War demonstrators flocked to the streets of the city this weekend to peacefully demonstrate for and against U.S. intervention in Iraq.
The demonstrations coincided with the annual meetings of the International Monetary Fund and the World Bank, meetings that traditionally draw anti-globalization protesters. But the majority of the marches, speeches and activism Saturday and Sunday addressed the war.
The “Rally for the Troops, Rally for America,” hosted by radio talk show host G. Gordon Liddy, was staged on the steps of the Capitol, drawing Bush supporters in a sea of American flags and patriotic speakers.
In Freedom Plaza at 14th Street and Pennsylvania Avenue, anti-war demonstrators met, heard speakers, danced in fountains and beat drums.
Perhaps as many as 5,000 rallied against the war, marching along a police-lined parade route winding through the city north of the White House. The Washington Post reported police arrested three demonstrators along the parade route Saturday, two for assault on an officer and one for failure to obey officers’ orders. No arrests had been reported Sunday by press time.
“We have permitted a war of aggression,” said former attorney general Ramsey Clark, addressing the anti-war crowd. “Travel the world and see what people think of the United States.”
Demonstrators marched, carrying signs and puppets through the streets, chanting the familiar refrain of anti-war marches, “Whose streets? Our streets.”
The rhetoric of the anti-war movement has shifted from anti-war to anti-occupation as coalition forces near their goals in Iraq. Though many believe the military campaign in Iraq is nearing completion, protests saw large turnouts.
“Sure the turnout could be better,” said Jason Leigh, a senior at the University of Virginia, “but we are getting the message out.”
Leigh said he had demonstrated against the war in previous events, though he was not affiliated with a particular group.
The International ANSWER coalition, which sponsors many of the demonstrations, has been criticized for having Socialist roots. ANSWER leaders deny such connections.
“I know the people organizing the demonstrations are more extreme than I am, but you need someone to do the work of getting permits and running the show,” Leigh said of the ANSWER leadership.
Jamie LaFonte, 30, from Virginia, said she had come to the weekend’s protest as a pacifist.

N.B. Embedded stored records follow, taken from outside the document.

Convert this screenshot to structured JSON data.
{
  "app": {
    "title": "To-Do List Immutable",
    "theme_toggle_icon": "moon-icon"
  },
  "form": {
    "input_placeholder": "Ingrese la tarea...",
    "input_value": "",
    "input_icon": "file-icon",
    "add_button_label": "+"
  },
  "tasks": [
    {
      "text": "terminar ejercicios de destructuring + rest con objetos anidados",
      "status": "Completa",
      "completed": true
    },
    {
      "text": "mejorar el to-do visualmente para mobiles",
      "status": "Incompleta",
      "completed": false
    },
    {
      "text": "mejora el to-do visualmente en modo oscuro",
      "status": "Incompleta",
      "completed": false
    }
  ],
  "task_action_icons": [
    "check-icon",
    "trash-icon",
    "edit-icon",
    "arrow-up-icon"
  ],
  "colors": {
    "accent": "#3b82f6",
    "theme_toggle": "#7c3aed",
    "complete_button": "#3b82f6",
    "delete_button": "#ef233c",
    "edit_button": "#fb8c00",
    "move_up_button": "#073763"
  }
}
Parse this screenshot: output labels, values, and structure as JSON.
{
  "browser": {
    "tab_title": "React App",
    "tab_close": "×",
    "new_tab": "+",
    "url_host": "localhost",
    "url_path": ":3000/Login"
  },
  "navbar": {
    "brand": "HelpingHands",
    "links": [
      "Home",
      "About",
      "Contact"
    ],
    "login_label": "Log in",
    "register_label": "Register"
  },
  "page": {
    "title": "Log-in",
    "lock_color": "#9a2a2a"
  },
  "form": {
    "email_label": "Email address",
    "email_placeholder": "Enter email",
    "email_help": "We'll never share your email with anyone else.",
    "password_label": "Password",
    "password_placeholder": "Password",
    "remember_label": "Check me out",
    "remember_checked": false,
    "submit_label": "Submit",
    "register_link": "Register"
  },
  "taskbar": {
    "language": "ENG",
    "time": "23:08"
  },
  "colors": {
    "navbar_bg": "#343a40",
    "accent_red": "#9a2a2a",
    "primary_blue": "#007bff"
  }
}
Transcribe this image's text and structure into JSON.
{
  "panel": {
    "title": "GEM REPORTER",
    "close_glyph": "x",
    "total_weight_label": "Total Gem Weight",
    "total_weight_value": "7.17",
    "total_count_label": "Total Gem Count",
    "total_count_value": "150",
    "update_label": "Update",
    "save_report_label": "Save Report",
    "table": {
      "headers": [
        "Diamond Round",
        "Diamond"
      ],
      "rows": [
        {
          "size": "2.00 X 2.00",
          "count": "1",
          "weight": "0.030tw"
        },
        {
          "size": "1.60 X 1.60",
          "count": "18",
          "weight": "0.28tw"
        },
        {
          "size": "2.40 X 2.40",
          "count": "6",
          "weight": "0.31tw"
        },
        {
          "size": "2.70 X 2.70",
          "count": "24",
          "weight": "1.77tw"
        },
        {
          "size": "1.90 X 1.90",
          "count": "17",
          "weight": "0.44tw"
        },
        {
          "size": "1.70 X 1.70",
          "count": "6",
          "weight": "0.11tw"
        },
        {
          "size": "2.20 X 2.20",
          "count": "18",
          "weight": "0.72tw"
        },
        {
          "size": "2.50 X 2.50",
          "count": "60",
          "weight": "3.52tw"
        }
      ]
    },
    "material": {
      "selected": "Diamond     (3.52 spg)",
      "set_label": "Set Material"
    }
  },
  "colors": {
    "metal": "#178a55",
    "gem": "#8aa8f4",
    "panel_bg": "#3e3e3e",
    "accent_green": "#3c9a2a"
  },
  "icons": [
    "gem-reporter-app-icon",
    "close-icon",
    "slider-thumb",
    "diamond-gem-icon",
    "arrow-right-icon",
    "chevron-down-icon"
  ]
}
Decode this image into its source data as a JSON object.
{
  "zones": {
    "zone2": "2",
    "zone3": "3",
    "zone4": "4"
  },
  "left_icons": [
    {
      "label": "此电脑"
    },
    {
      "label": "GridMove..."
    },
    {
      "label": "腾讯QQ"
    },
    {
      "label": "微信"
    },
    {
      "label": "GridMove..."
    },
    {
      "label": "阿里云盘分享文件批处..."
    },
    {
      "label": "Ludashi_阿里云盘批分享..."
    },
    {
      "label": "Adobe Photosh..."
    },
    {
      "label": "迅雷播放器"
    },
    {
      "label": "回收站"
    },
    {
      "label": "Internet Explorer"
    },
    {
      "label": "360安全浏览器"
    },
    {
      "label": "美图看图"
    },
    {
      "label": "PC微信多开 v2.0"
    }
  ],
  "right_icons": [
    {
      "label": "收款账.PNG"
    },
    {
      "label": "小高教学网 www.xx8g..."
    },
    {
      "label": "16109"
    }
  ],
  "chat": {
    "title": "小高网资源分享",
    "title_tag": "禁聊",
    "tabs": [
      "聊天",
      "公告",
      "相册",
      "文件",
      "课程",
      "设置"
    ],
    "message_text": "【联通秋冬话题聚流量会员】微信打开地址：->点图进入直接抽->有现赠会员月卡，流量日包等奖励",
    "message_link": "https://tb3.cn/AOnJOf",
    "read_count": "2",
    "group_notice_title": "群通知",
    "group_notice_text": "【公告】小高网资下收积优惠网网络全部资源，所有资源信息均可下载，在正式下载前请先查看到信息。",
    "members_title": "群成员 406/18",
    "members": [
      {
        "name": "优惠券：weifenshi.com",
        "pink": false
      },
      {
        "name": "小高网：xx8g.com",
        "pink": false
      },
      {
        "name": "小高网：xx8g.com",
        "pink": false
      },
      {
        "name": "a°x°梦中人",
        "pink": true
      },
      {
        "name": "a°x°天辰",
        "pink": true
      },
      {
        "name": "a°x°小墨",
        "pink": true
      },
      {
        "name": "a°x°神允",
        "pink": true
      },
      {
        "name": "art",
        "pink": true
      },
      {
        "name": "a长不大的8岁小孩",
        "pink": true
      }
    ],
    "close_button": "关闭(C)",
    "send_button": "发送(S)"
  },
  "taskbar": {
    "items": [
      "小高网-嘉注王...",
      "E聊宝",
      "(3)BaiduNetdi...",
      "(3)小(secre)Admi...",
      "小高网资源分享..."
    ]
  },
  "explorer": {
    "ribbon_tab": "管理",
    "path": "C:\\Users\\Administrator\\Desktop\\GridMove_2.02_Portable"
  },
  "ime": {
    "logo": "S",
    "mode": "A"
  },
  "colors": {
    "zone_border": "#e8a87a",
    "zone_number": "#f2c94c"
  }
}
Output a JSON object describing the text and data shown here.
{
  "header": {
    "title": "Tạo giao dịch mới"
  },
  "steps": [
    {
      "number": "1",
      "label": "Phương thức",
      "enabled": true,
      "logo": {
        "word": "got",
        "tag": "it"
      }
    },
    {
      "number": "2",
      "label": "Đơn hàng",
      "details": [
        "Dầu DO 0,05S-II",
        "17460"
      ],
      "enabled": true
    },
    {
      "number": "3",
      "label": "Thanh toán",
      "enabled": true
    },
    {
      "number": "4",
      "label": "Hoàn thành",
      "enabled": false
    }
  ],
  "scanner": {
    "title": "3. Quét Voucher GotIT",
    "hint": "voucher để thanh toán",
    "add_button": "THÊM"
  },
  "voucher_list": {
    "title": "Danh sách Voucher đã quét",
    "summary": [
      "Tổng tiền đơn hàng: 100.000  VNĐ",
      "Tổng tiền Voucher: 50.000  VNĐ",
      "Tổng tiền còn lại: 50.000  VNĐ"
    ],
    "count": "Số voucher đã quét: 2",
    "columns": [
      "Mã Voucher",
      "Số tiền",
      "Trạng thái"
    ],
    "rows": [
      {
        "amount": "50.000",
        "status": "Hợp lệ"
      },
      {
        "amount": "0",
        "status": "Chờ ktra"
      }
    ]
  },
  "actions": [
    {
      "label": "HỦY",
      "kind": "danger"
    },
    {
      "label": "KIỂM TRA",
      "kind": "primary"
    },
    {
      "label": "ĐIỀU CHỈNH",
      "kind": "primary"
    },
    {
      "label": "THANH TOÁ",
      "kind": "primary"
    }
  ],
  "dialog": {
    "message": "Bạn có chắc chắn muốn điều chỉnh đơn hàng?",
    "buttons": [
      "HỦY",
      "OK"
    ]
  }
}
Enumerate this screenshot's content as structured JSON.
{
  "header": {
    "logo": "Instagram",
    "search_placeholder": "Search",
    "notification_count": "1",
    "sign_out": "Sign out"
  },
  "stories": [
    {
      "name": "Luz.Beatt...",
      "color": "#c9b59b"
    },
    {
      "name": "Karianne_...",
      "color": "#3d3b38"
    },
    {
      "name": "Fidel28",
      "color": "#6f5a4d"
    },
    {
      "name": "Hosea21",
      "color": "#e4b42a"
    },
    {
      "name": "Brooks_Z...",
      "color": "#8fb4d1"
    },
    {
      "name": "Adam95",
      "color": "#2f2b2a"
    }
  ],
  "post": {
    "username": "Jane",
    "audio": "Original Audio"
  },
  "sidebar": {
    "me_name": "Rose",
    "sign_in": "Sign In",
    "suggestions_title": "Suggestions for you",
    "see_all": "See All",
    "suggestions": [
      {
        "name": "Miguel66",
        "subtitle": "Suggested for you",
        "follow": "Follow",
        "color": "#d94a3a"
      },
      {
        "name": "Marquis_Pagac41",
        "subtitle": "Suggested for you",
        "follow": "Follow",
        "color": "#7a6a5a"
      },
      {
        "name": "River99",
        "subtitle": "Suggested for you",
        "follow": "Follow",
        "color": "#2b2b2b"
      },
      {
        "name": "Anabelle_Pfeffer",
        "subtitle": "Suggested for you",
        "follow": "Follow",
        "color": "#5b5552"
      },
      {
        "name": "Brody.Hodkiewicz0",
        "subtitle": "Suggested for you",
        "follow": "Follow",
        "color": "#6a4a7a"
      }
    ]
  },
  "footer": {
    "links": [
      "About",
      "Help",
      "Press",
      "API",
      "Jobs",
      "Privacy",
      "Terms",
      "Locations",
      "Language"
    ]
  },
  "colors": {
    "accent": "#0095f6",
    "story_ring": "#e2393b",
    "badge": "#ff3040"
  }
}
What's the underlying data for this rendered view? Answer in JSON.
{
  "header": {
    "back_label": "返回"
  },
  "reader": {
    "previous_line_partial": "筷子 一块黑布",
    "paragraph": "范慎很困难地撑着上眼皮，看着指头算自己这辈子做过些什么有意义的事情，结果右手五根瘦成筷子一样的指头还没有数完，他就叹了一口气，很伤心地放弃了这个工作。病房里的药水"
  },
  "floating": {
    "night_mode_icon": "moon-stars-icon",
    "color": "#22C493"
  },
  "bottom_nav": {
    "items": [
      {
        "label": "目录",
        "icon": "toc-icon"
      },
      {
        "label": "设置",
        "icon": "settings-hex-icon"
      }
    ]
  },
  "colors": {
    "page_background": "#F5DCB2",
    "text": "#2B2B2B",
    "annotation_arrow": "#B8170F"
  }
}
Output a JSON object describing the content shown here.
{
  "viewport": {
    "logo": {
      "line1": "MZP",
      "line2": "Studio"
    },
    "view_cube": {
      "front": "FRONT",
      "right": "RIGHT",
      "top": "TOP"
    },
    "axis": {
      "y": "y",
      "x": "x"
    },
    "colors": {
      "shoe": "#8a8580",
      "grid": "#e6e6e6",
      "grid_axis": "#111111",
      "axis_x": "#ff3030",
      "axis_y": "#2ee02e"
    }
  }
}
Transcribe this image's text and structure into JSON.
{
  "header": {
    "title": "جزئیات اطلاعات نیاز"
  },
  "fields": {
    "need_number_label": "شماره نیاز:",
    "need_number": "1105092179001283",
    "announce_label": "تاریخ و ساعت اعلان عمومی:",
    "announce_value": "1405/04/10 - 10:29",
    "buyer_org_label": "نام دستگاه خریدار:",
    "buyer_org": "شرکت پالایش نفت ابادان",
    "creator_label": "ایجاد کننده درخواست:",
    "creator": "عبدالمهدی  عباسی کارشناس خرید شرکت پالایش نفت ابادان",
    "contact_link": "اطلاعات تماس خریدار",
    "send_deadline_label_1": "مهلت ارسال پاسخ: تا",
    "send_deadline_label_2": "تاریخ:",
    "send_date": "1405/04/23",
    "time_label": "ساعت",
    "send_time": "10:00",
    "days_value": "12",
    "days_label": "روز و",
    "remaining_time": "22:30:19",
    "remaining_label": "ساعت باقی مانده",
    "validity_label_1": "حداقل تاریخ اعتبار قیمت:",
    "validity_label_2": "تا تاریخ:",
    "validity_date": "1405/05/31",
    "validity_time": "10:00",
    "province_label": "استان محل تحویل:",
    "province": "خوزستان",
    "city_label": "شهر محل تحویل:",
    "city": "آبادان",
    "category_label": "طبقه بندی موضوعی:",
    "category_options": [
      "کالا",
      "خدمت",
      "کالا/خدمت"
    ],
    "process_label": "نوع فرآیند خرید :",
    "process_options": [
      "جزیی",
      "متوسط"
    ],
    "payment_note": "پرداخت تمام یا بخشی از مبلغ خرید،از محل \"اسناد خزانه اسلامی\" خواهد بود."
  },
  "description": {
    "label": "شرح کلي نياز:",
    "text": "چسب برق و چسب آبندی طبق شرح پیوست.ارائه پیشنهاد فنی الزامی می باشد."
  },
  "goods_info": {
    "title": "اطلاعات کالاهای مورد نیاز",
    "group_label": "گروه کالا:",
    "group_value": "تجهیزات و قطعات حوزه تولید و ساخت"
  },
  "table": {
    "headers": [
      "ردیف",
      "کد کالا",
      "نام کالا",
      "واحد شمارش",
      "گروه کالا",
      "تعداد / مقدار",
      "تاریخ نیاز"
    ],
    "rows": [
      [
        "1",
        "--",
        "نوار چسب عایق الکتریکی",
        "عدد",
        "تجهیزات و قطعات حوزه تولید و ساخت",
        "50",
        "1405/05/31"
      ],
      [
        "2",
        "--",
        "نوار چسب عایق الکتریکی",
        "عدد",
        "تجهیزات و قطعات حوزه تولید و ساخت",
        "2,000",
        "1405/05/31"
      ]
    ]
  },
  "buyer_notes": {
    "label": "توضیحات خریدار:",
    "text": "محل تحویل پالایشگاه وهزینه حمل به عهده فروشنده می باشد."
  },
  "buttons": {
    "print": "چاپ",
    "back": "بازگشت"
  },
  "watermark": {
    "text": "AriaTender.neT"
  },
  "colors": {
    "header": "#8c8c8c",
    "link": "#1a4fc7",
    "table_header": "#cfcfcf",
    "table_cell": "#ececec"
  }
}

“Even with the war nearly over, the cause for me is the same,” she said. “Peace is always the message.”
Bush supporters called the anti-war demonstrators unpatriotic.
In front of the Capitol, demonstrators cheered the demise of the Iraqi regime.
Anti-war protesters were also the subjects of ridicule and derision, evidenced by a sign that read, “We are proud of our President, we are proud of our troops, we are proud of our country. If you are not, go to France.”
Warren Brooks, a veteran of the Vietnam War, said U.S. troops should receive more support than he did as soldier in Vietnam.
“We didn’t get any support,” he said. “These guys deserve better than that.”
More than 200 people from the Vietnamese Community of Washington, D.C., Maryland and Virginia, many of whom came to America as refugees during the Vietnam War, demonstrated to express their unequivocal support for U.S. troops in Iraq.
“We feel very grateful for what we’ve been given by this great land,” said Pt Dau, editor of the Vietnamese newspaper Pho Nho.
For the most part, demonstrations were peaceful, and police reported only a few incidents of trouble.
Leaders said un-permitted demonstrations are planned for Monday.